An ongoing challenge is the intrinsic probabilistic nature of LLMs, which means identical inputs can yield different outputs. Unlike deterministic software—where fixed inputs produce consistent results—LLMs select each next token from a probability distribution. This variability adds a natural conversational feel but can create compliance concerns in environments demanding consistency, such as legal or financial disclosures. Product teams must decide when variation is acceptable and when precision is paramount, employing temperature settings and post-processing to control output variance. Importantly, teams must educate stakeholders upfront that such variation is a feature of LLMs, not a fault, and that for mission-critical tasks requiring exact consistency, traditional deterministic software remains preferable.
The collective understanding of these fundamental principles—LLMs as pattern recognisers, token cost awareness, context window constraints, and the probabilistic versus deterministic trade-offs—equips product managers to design better AI-powered products. It enables informed conversations with engineers and stakeholders, guiding decisions on when to implement LLMs and when to opt for conventional software solutions.
Beyond this specific fintech case, the broader AI industry recognises these challenges and adaptations as standard practice. Leading LLMs, from OpenAI’s GPT series to models like Meta’s Llama and Anthropic’s Claude, reflect ongoing efforts to balance accuracy, cost, and user experience. Innovations focus on scaling capabilities while managing such inherent limitations, supported by architectures combining LLMs with reliable data retrieval systems, cost-effective token usage, and careful feature design.

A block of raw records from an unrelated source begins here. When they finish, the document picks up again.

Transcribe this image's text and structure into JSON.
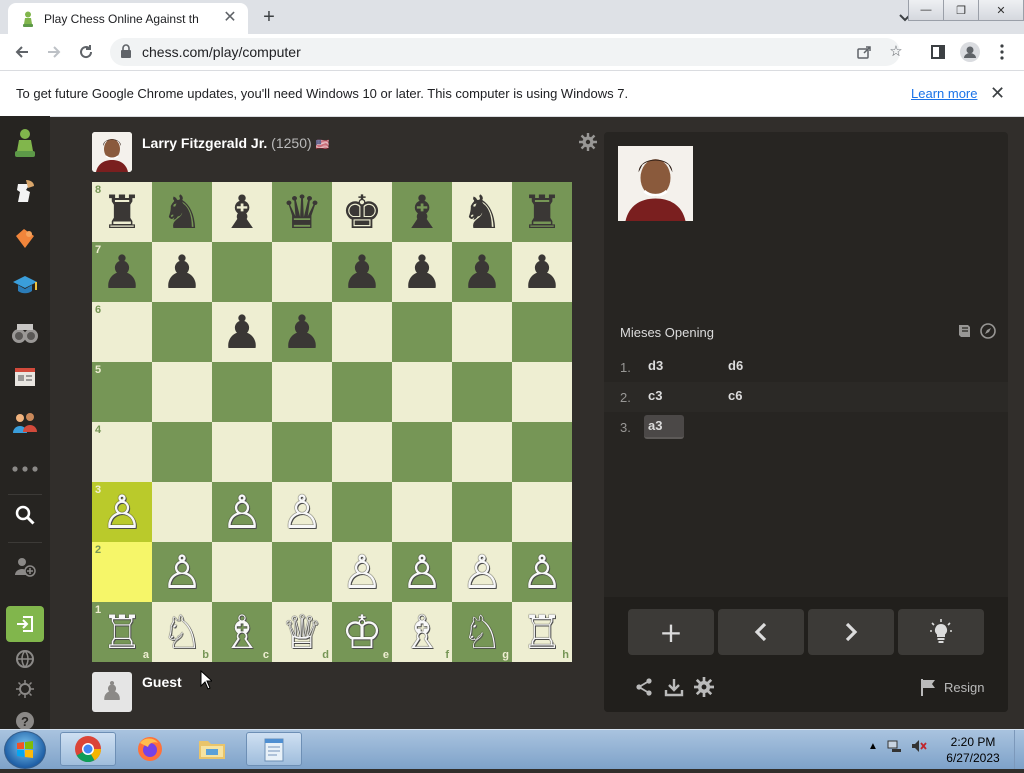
{
  "browser": {
    "tab_title": "Play Chess Online Against th",
    "tab_close": "✕",
    "new_tab": "+",
    "url": "chess.com/play/computer",
    "window_buttons": [
      "—",
      "❐",
      "✕"
    ]
  },
  "infobar": {
    "message": "To get future Google Chrome updates, you'll need Windows 10 or later. This computer is using Windows 7.",
    "link": "Learn more",
    "close": "✕"
  },
  "sidebar": {
    "items": [
      "chess-logo",
      "play",
      "puzzles",
      "learn",
      "watch",
      "news",
      "social",
      "more",
      "search",
      "add-friend",
      "login",
      "language",
      "theme",
      "help"
    ]
  },
  "top_player": {
    "name": "Larry Fitzgerald Jr.",
    "rating": "(1250)",
    "flag": "🇺🇸"
  },
  "bottom_player": {
    "name": "Guest"
  },
  "board": {
    "ranks": [
      [
        "♜",
        "♞",
        "♝",
        "♛",
        "♚",
        "♝",
        "♞",
        "♜"
      ],
      [
        "♟",
        "♟",
        "",
        "",
        "♟",
        "♟",
        "♟",
        "♟"
      ],
      [
        "",
        "",
        "♟",
        "♟",
        "",
        "",
        "",
        ""
      ],
      [
        "",
        "",
        "",
        "",
        "",
        "",
        "",
        ""
      ],
      [
        "",
        "",
        "",
        "",
        "",
        "",
        "",
        ""
      ],
      [
        "♙",
        "",
        "♙",
        "♙",
        "",
        "",
        "",
        ""
      ],
      [
        "",
        "♙",
        "",
        "",
        "♙",
        "♙",
        "♙",
        "♙"
      ],
      [
        "♖",
        "♘",
        "♗",
        "♕",
        "♔",
        "♗",
        "♘",
        "♖"
      ]
    ],
    "colors": [
      [
        "b",
        "b",
        "b",
        "b",
        "b",
        "b",
        "b",
        "b"
      ],
      [
        "b",
        "b",
        "",
        "",
        "b",
        "b",
        "b",
        "b"
      ],
      [
        "",
        "",
        "b",
        "b",
        "",
        "",
        "",
        ""
      ],
      [
        "",
        "",
        "",
        "",
        "",
        "",
        "",
        ""
      ],
      [
        "",
        "",
        "",
        "",
        "",
        "",
        "",
        ""
      ],
      [
        "w",
        "",
        "w",
        "w",
        "",
        "",
        "",
        ""
      ],
      [
        "",
        "w",
        "",
        "",
        "w",
        "w",
        "w",
        "w"
      ],
      [
        "w",
        "w",
        "w",
        "w",
        "w",
        "w",
        "w",
        "w"
      ]
    ],
    "rank_labels": [
      "8",
      "7",
      "6",
      "5",
      "4",
      "3",
      "2",
      "1"
    ],
    "file_labels": [
      "a",
      "b",
      "c",
      "d",
      "e",
      "f",
      "g",
      "h"
    ],
    "highlight": [
      "a3",
      "a2"
    ],
    "colors_hex": {
      "light": "#eeeed2",
      "dark": "#769656",
      "highlight_light": "#f6f669",
      "highlight_dark": "#baca2b"
    }
  },
  "panel": {
    "opening": "Mieses Opening",
    "moves": [
      {
        "num": "1.",
        "white": "d3",
        "black": "d6"
      },
      {
        "num": "2.",
        "white": "c3",
        "black": "c6"
      },
      {
        "num": "3.",
        "white": "a3",
        "black": ""
      }
    ],
    "controls": [
      "+",
      "‹",
      "›",
      "hint"
    ],
    "resign": "Resign"
  },
  "taskbar": {
    "time": "2:20 PM",
    "date": "6/27/2023",
    "apps": [
      "chrome",
      "firefox",
      "explorer",
      "notepad"
    ]
  }
}
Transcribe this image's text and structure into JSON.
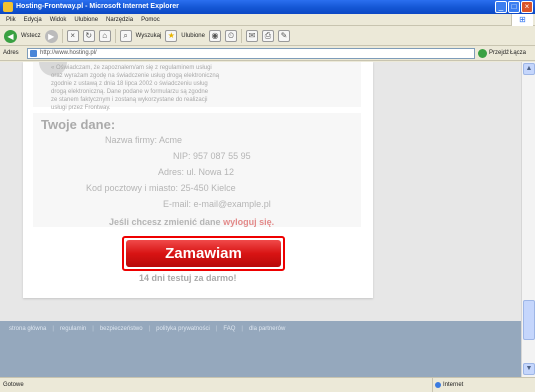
{
  "window": {
    "title": "Hosting-Frontway.pl - Microsoft Internet Explorer",
    "minimize": "_",
    "maximize": "□",
    "close": "×"
  },
  "menu": [
    "Plik",
    "Edycja",
    "Widok",
    "Ulubione",
    "Narzędzia",
    "Pomoc"
  ],
  "toolbar": {
    "back_label": "Wstecz",
    "search_label": "Wyszukaj",
    "favorites_label": "Ulubione"
  },
  "address": {
    "label": "Adres",
    "url": "http://www.hosting.pl/",
    "go_label": "Przejdź",
    "links_label": "Łącza"
  },
  "terms": {
    "lines": [
      "« Oświadczam, że zapoznałem/am się z regulaminem usługi",
      "oraz wyrażam zgodę na świadczenie usług drogą elektroniczną",
      "zgodnie z ustawą z dnia 18 lipca 2002 o świadczeniu usług",
      "drogą elektroniczną. Dane podane w formularzu są zgodne",
      "ze stanem faktycznym i zostaną wykorzystane do realizacji",
      "usługi przez Frontway."
    ]
  },
  "data": {
    "title": "Twoje dane:",
    "company_label": "Nazwa firmy:",
    "company_value": "Acme",
    "nip_label": "NIP:",
    "nip_value": "957 087 55 95",
    "address_label": "Adres:",
    "address_value": "ul. Nowa 12",
    "zip_label": "Kod pocztowy i miasto:",
    "zip_value": "25-450 Kielce",
    "email_label": "E-mail:",
    "email_value": "e-mail@example.pl",
    "change_text": "Jeśli chcesz zmienić dane",
    "logout_link": "wyloguj się.",
    "change_suffix": ""
  },
  "order": {
    "button_label": "Zamawiam",
    "trial_text": "14 dni testuj za darmo!"
  },
  "footer": {
    "links": [
      "strona główna",
      "regulamin",
      "bezpieczeństwo",
      "polityka prywatności",
      "FAQ",
      "dla partnerów"
    ]
  },
  "status": {
    "left": "Gotowe",
    "zone": "Internet"
  },
  "colors": {
    "order_button": "#d81414",
    "order_border": "#ee0000",
    "footer_bg": "#95a8bd",
    "logout_link": "#e38a8a"
  }
}
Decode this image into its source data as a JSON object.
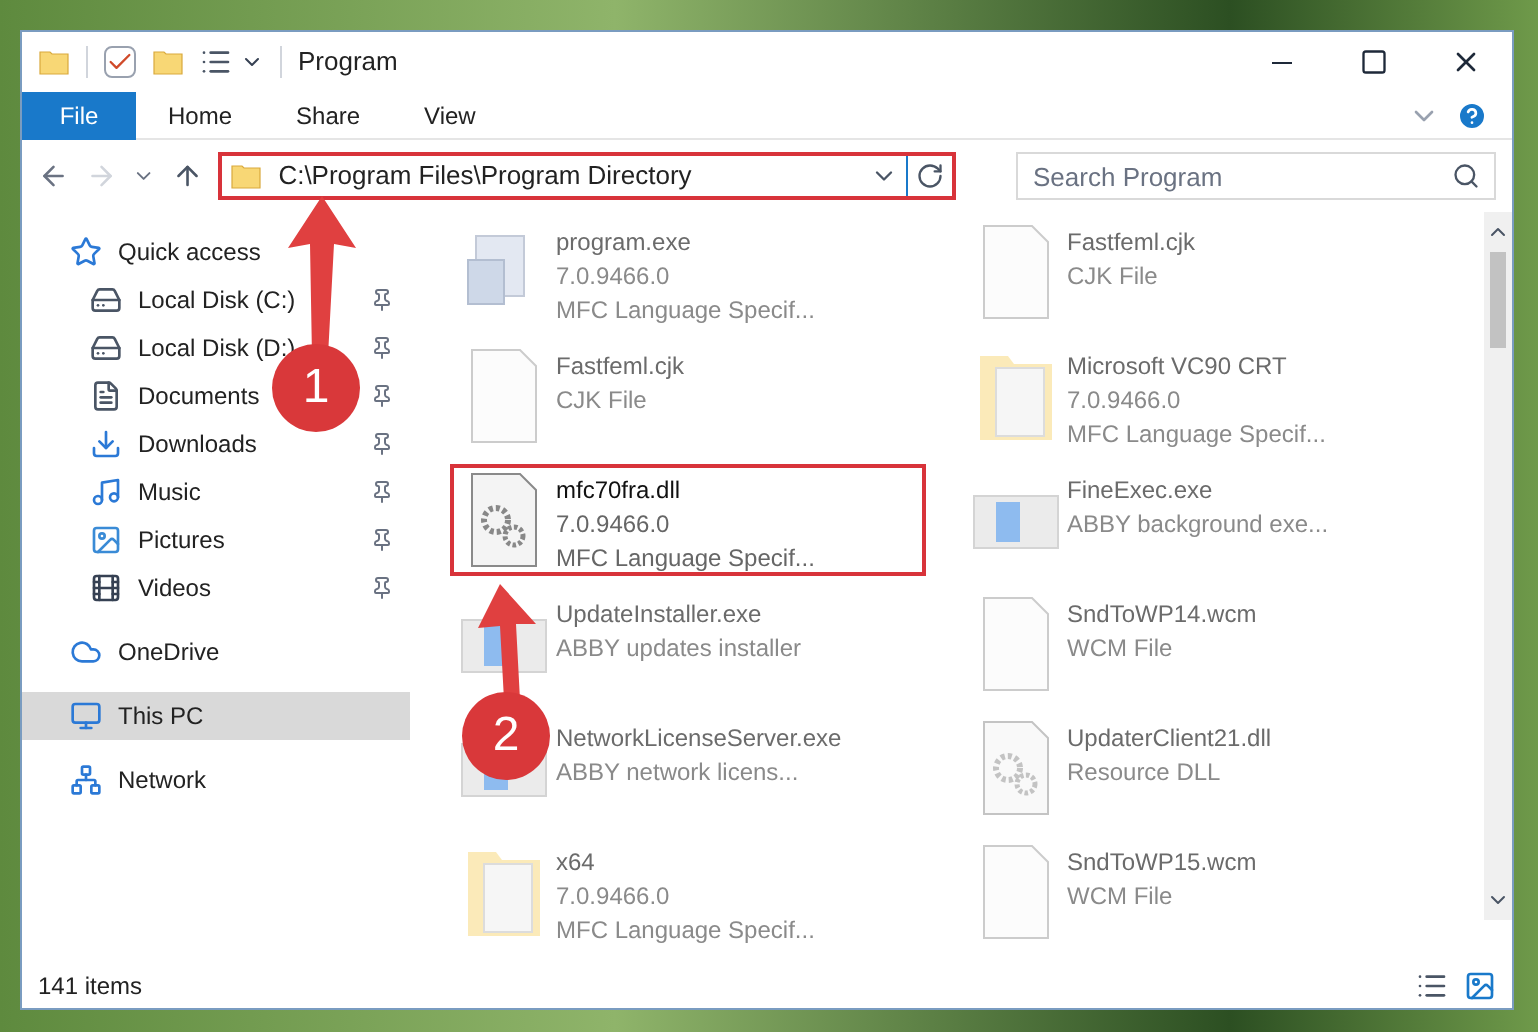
{
  "window": {
    "title": "Program"
  },
  "ribbon_tabs": [
    {
      "label": "File",
      "selected": true
    },
    {
      "label": "Home",
      "selected": false
    },
    {
      "label": "Share",
      "selected": false
    },
    {
      "label": "View",
      "selected": false
    }
  ],
  "address_bar": {
    "path": "C:\\Program Files\\Program Directory"
  },
  "search": {
    "placeholder": "Search Program"
  },
  "sidebar": {
    "items": [
      {
        "label": "Quick access",
        "selected": false,
        "children": [
          {
            "label": "Local Disk (C:)",
            "pinned": true
          },
          {
            "label": "Local Disk (D:)",
            "pinned": true
          },
          {
            "label": "Documents",
            "pinned": true
          },
          {
            "label": "Downloads",
            "pinned": true
          },
          {
            "label": "Music",
            "pinned": true
          },
          {
            "label": "Pictures",
            "pinned": true
          },
          {
            "label": "Videos",
            "pinned": true
          }
        ]
      },
      {
        "label": "OneDrive",
        "selected": false
      },
      {
        "label": "This PC",
        "selected": true
      },
      {
        "label": "Network",
        "selected": false
      }
    ]
  },
  "files": [
    {
      "kind": "app",
      "name": "program.exe",
      "lines": [
        "7.0.9466.0",
        "MFC Language Specif..."
      ],
      "blurred": true,
      "highlighted": false
    },
    {
      "kind": "document",
      "name": "Fastfeml.cjk",
      "lines": [
        "CJK File"
      ],
      "blurred": true,
      "highlighted": false
    },
    {
      "kind": "document",
      "name": "Fastfeml.cjk",
      "lines": [
        "CJK File"
      ],
      "blurred": true,
      "highlighted": false
    },
    {
      "kind": "folder",
      "name": "Microsoft VC90 CRT",
      "lines": [
        "7.0.9466.0",
        "MFC Language Specif..."
      ],
      "blurred": true,
      "highlighted": false
    },
    {
      "kind": "settings",
      "name": "mfc70fra.dll",
      "lines": [
        "7.0.9466.0",
        "MFC Language Specif..."
      ],
      "blurred": false,
      "highlighted": true
    },
    {
      "kind": "window",
      "name": "FineExec.exe",
      "lines": [
        "ABBY background exe..."
      ],
      "blurred": true,
      "highlighted": false
    },
    {
      "kind": "window",
      "name": "UpdateInstaller.exe",
      "lines": [
        "ABBY updates installer"
      ],
      "blurred": true,
      "highlighted": false
    },
    {
      "kind": "document",
      "name": "SndToWP14.wcm",
      "lines": [
        "WCM File"
      ],
      "blurred": true,
      "highlighted": false
    },
    {
      "kind": "window",
      "name": "NetworkLicenseServer.exe",
      "lines": [
        "ABBY network licens..."
      ],
      "blurred": true,
      "highlighted": false
    },
    {
      "kind": "settings",
      "name": "UpdaterClient21.dll",
      "lines": [
        "Resource DLL"
      ],
      "blurred": true,
      "highlighted": false
    },
    {
      "kind": "folder",
      "name": "x64",
      "lines": [
        "7.0.9466.0",
        "MFC Language Specif..."
      ],
      "blurred": true,
      "highlighted": false
    },
    {
      "kind": "document",
      "name": "SndToWP15.wcm",
      "lines": [
        "WCM File"
      ],
      "blurred": true,
      "highlighted": false
    }
  ],
  "status_bar": {
    "item_count": "141 items"
  },
  "annotations": [
    {
      "label": "1"
    },
    {
      "label": "2"
    }
  ]
}
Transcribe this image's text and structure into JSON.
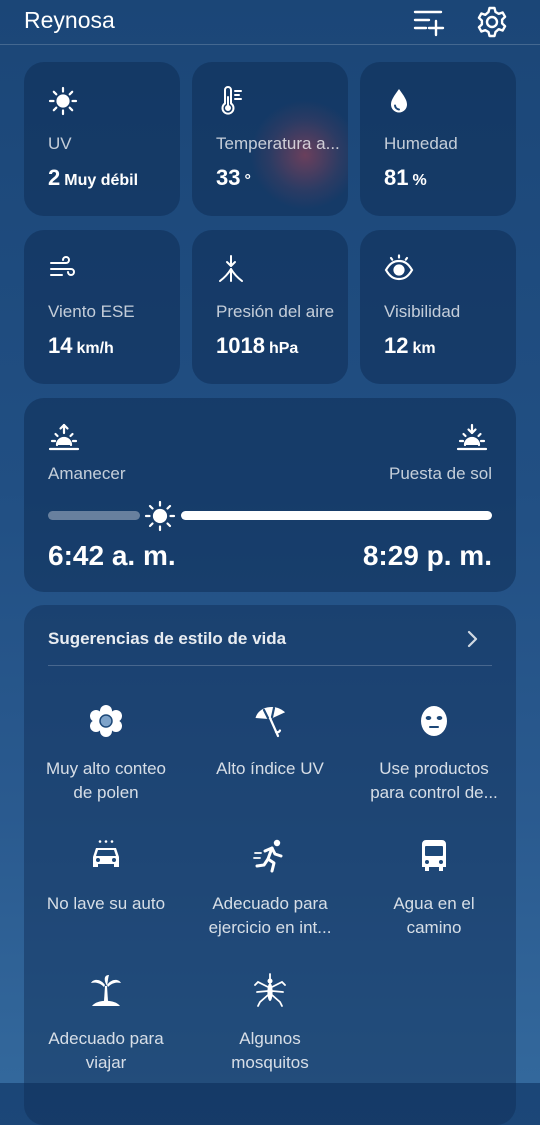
{
  "header": {
    "city": "Reynosa",
    "add_icon": "add-location-icon",
    "settings_icon": "gear-icon"
  },
  "tiles": [
    {
      "icon": "sun-icon",
      "label": "UV",
      "value": "2",
      "unit": "Muy débil"
    },
    {
      "icon": "thermometer-icon",
      "label": "Temperatura a...",
      "value": "33",
      "unit": "°"
    },
    {
      "icon": "droplet-icon",
      "label": "Humedad",
      "value": "81",
      "unit": "%"
    },
    {
      "icon": "wind-icon",
      "label": "Viento ESE",
      "value": "14",
      "unit": "km/h"
    },
    {
      "icon": "pressure-icon",
      "label": "Presión del aire",
      "value": "1018",
      "unit": "hPa"
    },
    {
      "icon": "eye-icon",
      "label": "Visibilidad",
      "value": "12",
      "unit": "km"
    }
  ],
  "sun": {
    "sunrise_label": "Amanecer",
    "sunset_label": "Puesta de sol",
    "sunrise_time": "6:42 a. m.",
    "sunset_time": "8:29 p. m.",
    "progress": 0.23
  },
  "lifestyle": {
    "title": "Sugerencias de estilo de vida",
    "items": [
      {
        "icon": "pollen-flower-icon",
        "line1": "Muy alto conteo",
        "line2": "de polen"
      },
      {
        "icon": "umbrella-icon",
        "line1": "Alto índice UV",
        "line2": ""
      },
      {
        "icon": "face-mask-icon",
        "line1": "Use productos",
        "line2": "para control de..."
      },
      {
        "icon": "car-icon",
        "line1": "No lave su auto",
        "line2": ""
      },
      {
        "icon": "runner-icon",
        "line1": "Adecuado para",
        "line2": "ejercicio en int..."
      },
      {
        "icon": "bus-icon",
        "line1": "Agua en el",
        "line2": "camino"
      },
      {
        "icon": "palm-island-icon",
        "line1": "Adecuado para",
        "line2": "viajar"
      },
      {
        "icon": "mosquito-icon",
        "line1": "Algunos",
        "line2": "mosquitos"
      }
    ]
  }
}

For PMs and teams venturing into AI-driven products, mastering these fundamentals is not just beneficial—it is essential. This ensures users receive experiences that are not only innovative and conversational but also accurate, trustworthy, and economically sustainable. The cautionary tale of the fintech startup stands as a robust reminder that cutting-edge technology demands a deep understanding and thoughtful application to truly unlock its transformative potential.